In January 2022, Carrum Health, with support from EHIR, conducted an online survey of 217 benefits leaders working at U.S.-based companies with 3,000 or more employees that offer employee health insurance and are self-insured. Respondents overwhelmingly noted that:

  • Containing post-pandemic healthcare costs is a priority – Because of surgeries postponed during the peaks of the pandemic, providers expect pent-up demand to exceed capacity, particularly for orthopedic, cardiovascular, and general surgery over the next year. This problem can only be resolved with increased surgical volumes, which will increase cost for employers. The survey found that 59% indicated lowering costs was a very high, or high, priority – up from 52% prior to the pandemic.
  • Surgical expenditures are a significant part of the cost problem – Over half of the employers surveyed indicated that surgical costs were a significant issue, with surgery accounting for 34% of their total healthcare spend.
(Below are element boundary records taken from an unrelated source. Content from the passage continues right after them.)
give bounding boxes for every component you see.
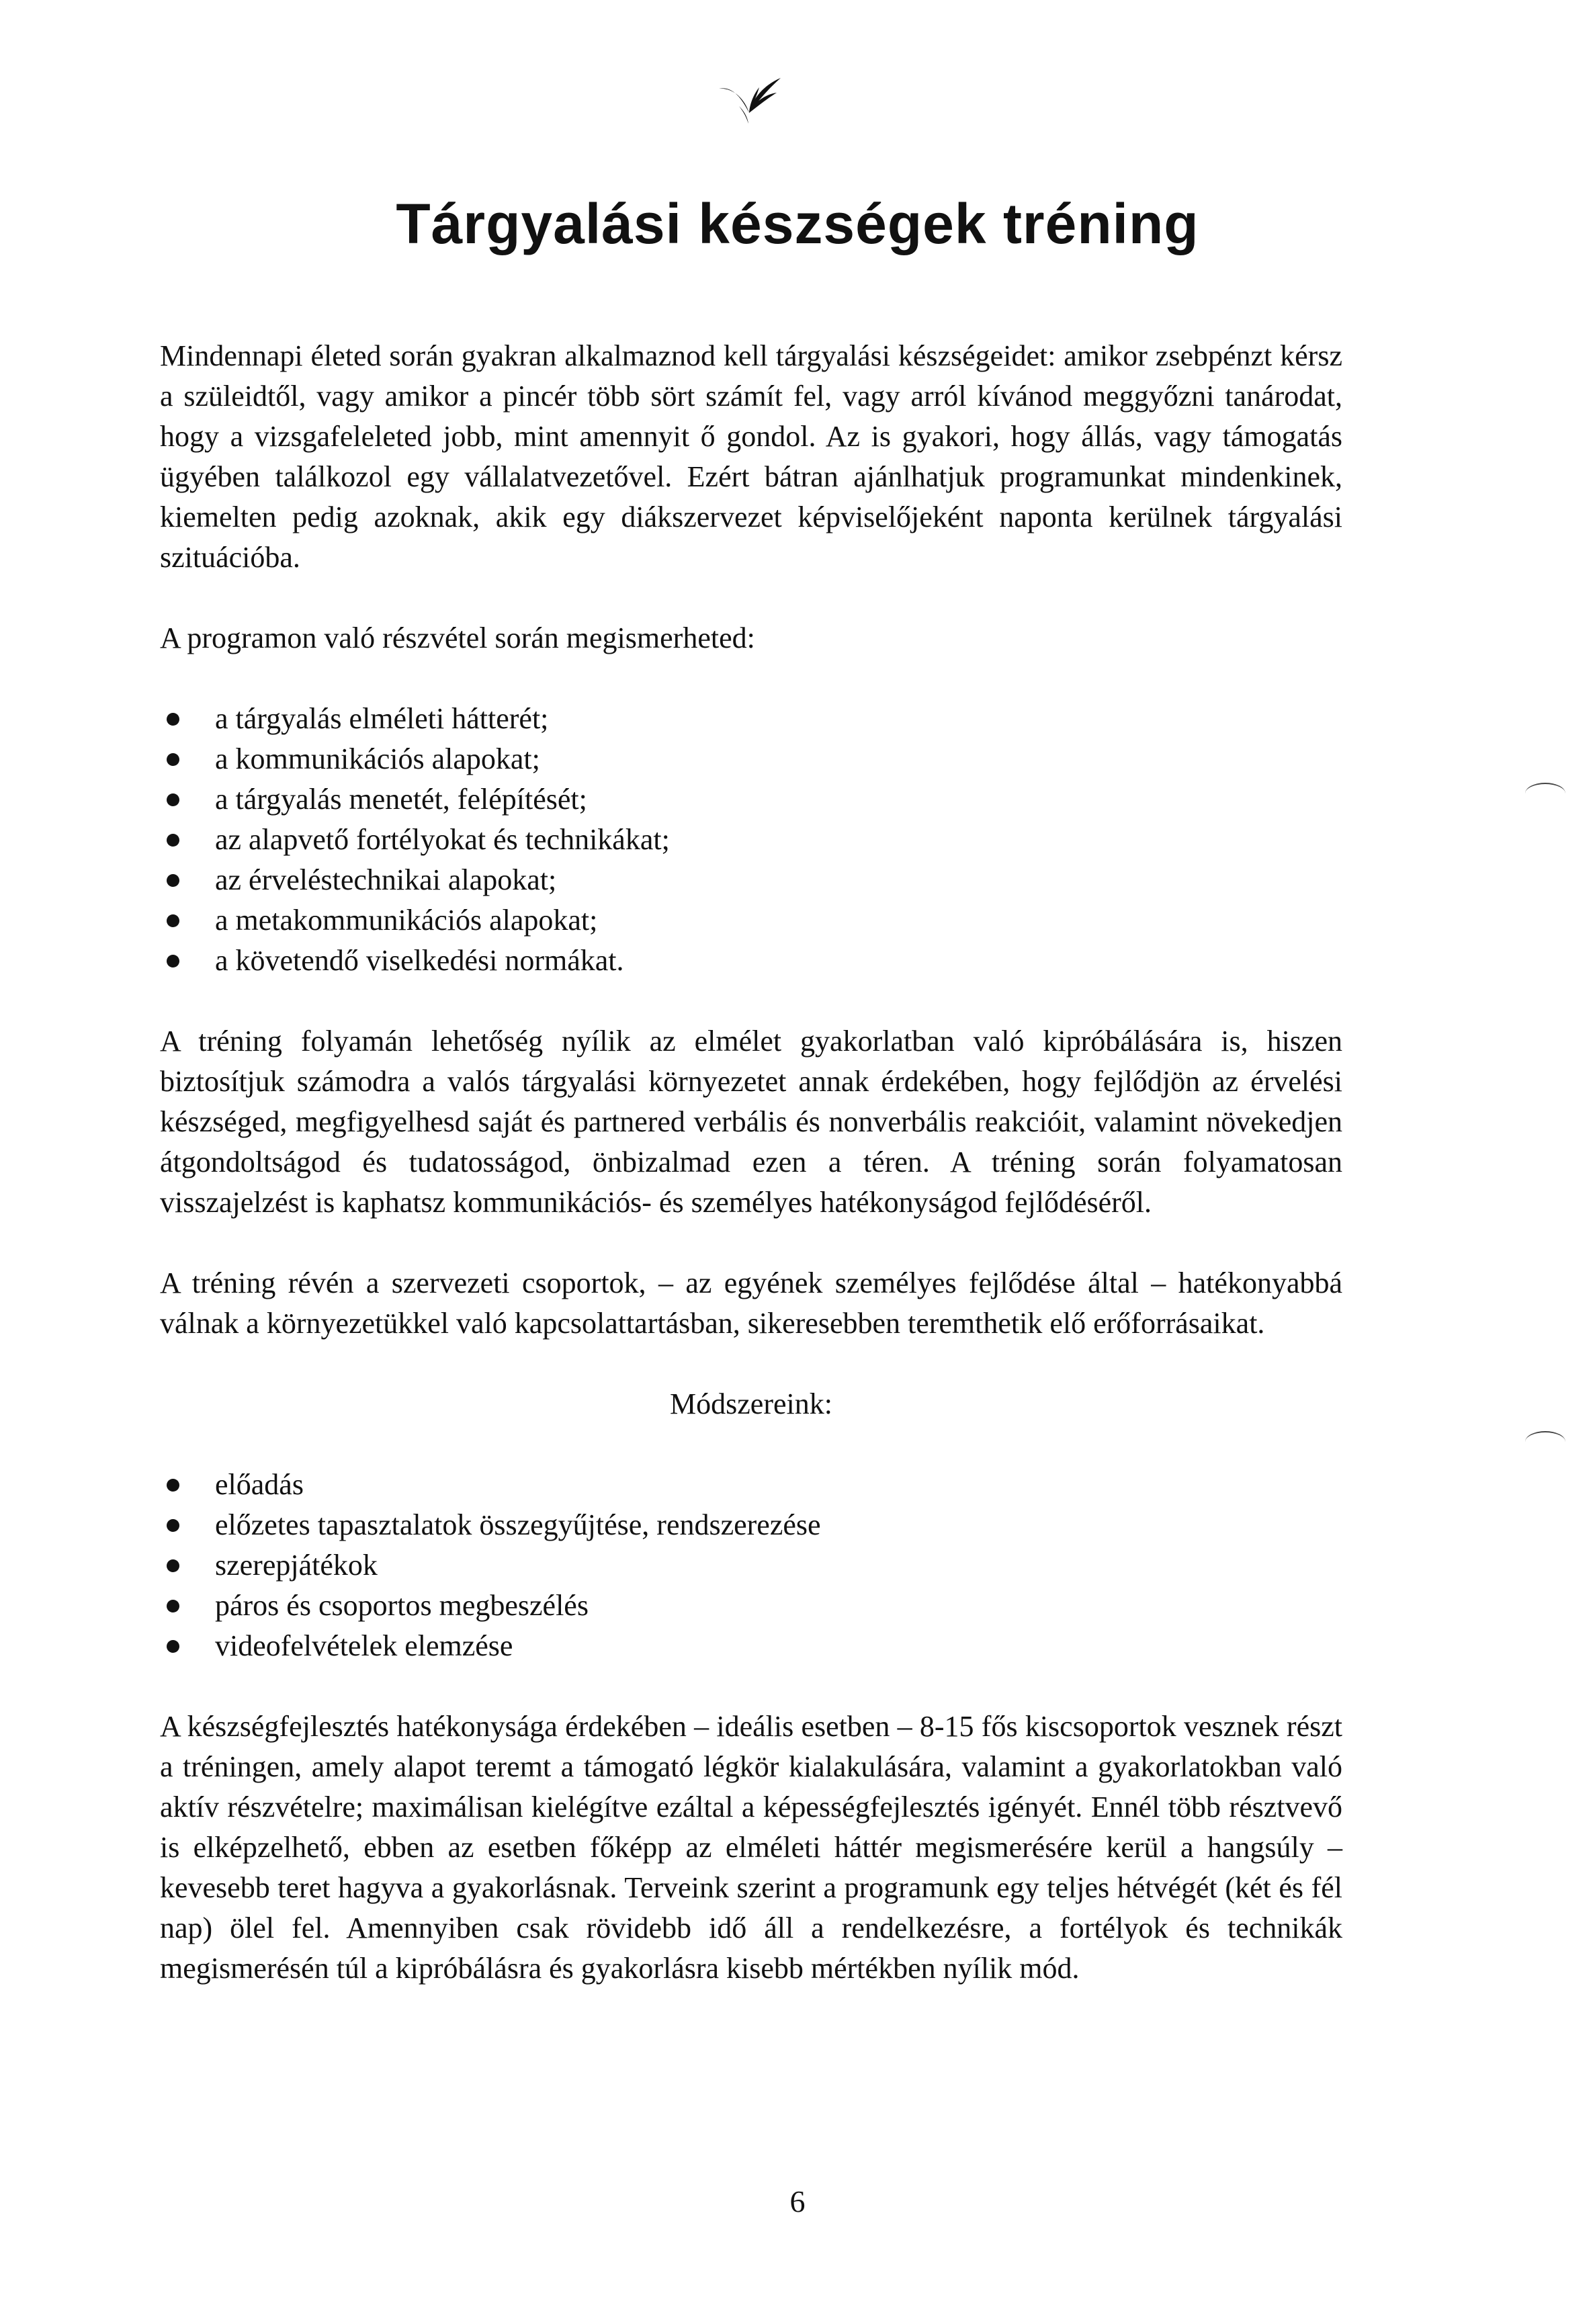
program-list [160,699,1342,981]
list-item [160,900,1342,941]
bullet-icon [167,1479,179,1492]
bullet-icon [167,1559,179,1572]
intro-paragraph: Mindennapi életed során gyakran alkalmaznod kell tárgyalási készségeidet: amikor zsebpénzt kérsz a szüleidtől, vagy amikor a pincér több sört számít fel, vagy arról kívánod meggyőzni tanárodat, hogy a vizsgafeleleted jobb, mint amennyit ő gondol. Az is gyakori, hogy állás, vagy támogatás ügyében találkozol egy vállalatvezetővel. Ezért bátran ajánlhatjuk programunkat mindenkinek, kiemelten pedig azoknak, akik egy diákszervezet képviselőjeként naponta kerülnek tárgyalási szituációba. [160,339,1342,574]
list-item-text: a tárgyalás elméleti hátterét; [215,702,549,735]
list-item [160,1465,1342,1505]
list-item [160,739,1342,779]
list-item-text: a kommunikációs alapokat; [215,742,540,775]
bullet-icon [167,1640,179,1653]
list-item [160,779,1342,820]
list-item [160,820,1342,860]
list-item [160,699,1342,739]
bullet-icon [167,834,179,847]
bullet-icon [167,793,179,806]
program-intro: A programon való részvétel során megismerheted: [160,621,755,654]
bullet-icon [167,1519,179,1532]
bullet-icon [167,874,179,887]
list-item-text: páros és csoportos megbeszélés [215,1589,589,1622]
list-item-text: videofelvételek elemzése [215,1629,513,1662]
bullet-icon [167,914,179,927]
group-paragraph: A tréning révén a szervezeti csoportok, – az egyének személyes fejlődése által – hatékonyabbá válnak a környezetükkel való kapcsolattartásban, sikeresebben teremthetik elő erőforrásaikat. [160,1266,1342,1340]
bullet-icon [167,713,179,726]
scan-artifact [1525,783,1565,804]
list-item [160,941,1342,981]
bullet-icon [167,1600,179,1612]
list-item-text: az alapvető fortélyokat és technikákat; [215,823,670,856]
page-title: Tárgyalási készségek tréning [396,192,1199,255]
list-item [160,860,1342,900]
leaf-logo-icon [712,74,786,128]
list-item-text: a tárgyalás menetét, felépítését; [215,783,587,816]
list-item-text: az érveléstechnikai alapokat; [215,863,557,896]
page-number: 6 [789,2184,806,2219]
bullet-icon [167,753,179,766]
document-body [160,336,1342,2029]
methods-heading: Módszereink: [670,1387,832,1420]
list-item-text: előzetes tapasztalatok összegyűjtése, rendszerezése [215,1508,821,1541]
list-item-text: a metakommunikációs alapokat; [215,904,598,937]
bullet-icon [167,955,179,967]
list-item-text: szerepjátékok [215,1549,378,1582]
list-item [160,1545,1342,1586]
closing-paragraph: A készségfejlesztés hatékonysága érdekében – ideális esetben – 8-15 fős kiscsoportok vesznek részt a tréningen, amely alapot teremt a támogató légkör kialakulására, valamint a gyakorlatokban való aktív részvételre; maximálisan kielégítve ezáltal a képességfejlesztés igényét. Ennél több résztvevő is elképzelhető, ebben az esetben főképp az elméleti háttér megismerésére kerül a hangsúly – kevesebb teret hagyva a gyakorlásnak. Terveink szerint a programunk egy teljes hétvégét (két és fél nap) ölel fel. Amennyiben csak rövidebb idő áll a rendelkezésre, a fortélyok és technikák megismerésén túl a kipróbálásra és gyakorlásra kisebb mértékben nyílik mód. [160,1710,1342,1985]
training-paragraph: A tréning folyamán lehetőség nyílik az elmélet gyakorlatban való kipróbálására is, hiszen biztosítjuk számodra a valós tárgyalási környezetet annak érdekében, hogy fejlődjön az érvelési készséged, megfigyelhesd saját és partnered verbális és nonverbális reakcióit, valamint növekedjen átgondoltságod és tudatosságod, önbizalmad ezen a téren. A tréning során folyamatosan visszajelzést is kaphatsz kommunikációs- és személyes hatékonyságod fejlődéséről. [160,1025,1342,1219]
list-item-text: előadás [215,1468,304,1501]
scan-artifact [1525,1431,1565,1453]
list-item [160,1626,1342,1666]
list-item [160,1586,1342,1626]
list-item-text: a követendő viselkedési normákat. [215,944,624,977]
methods-list [160,1465,1342,1666]
list-item [160,1505,1342,1545]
About 75% noted that by controlling surgery costs, they can largely reduce their total spend.
  • Adoption of COEs is still in a nascent phase – Even though 69% of employers have a COE, the majority of them have been implemented within the past two years, and not with an eye to specifically reducing surgical costs. While employers are still discovering the full value of having a COE in place for surgical care, a value-based COE that rejects the fee-for-service pricing model has the potential to address both the quality of surgical care and surgical backlog created by COVID-19.
  • Future is bright for third-party COEs – Only 9% of respondents rely on carrier-sponsored COEs, which suggests that they are seeking out third-party vendors for this benefit, as either the sole COE provider or as a partner with the employer’s health plan carrier. As employers evaluate third-party COEs, respondents indicated that they wanted options that prioritize care and quality outcomes, offer a wide and convenient provider network, and help them mitigate any impact on the health plan relationship.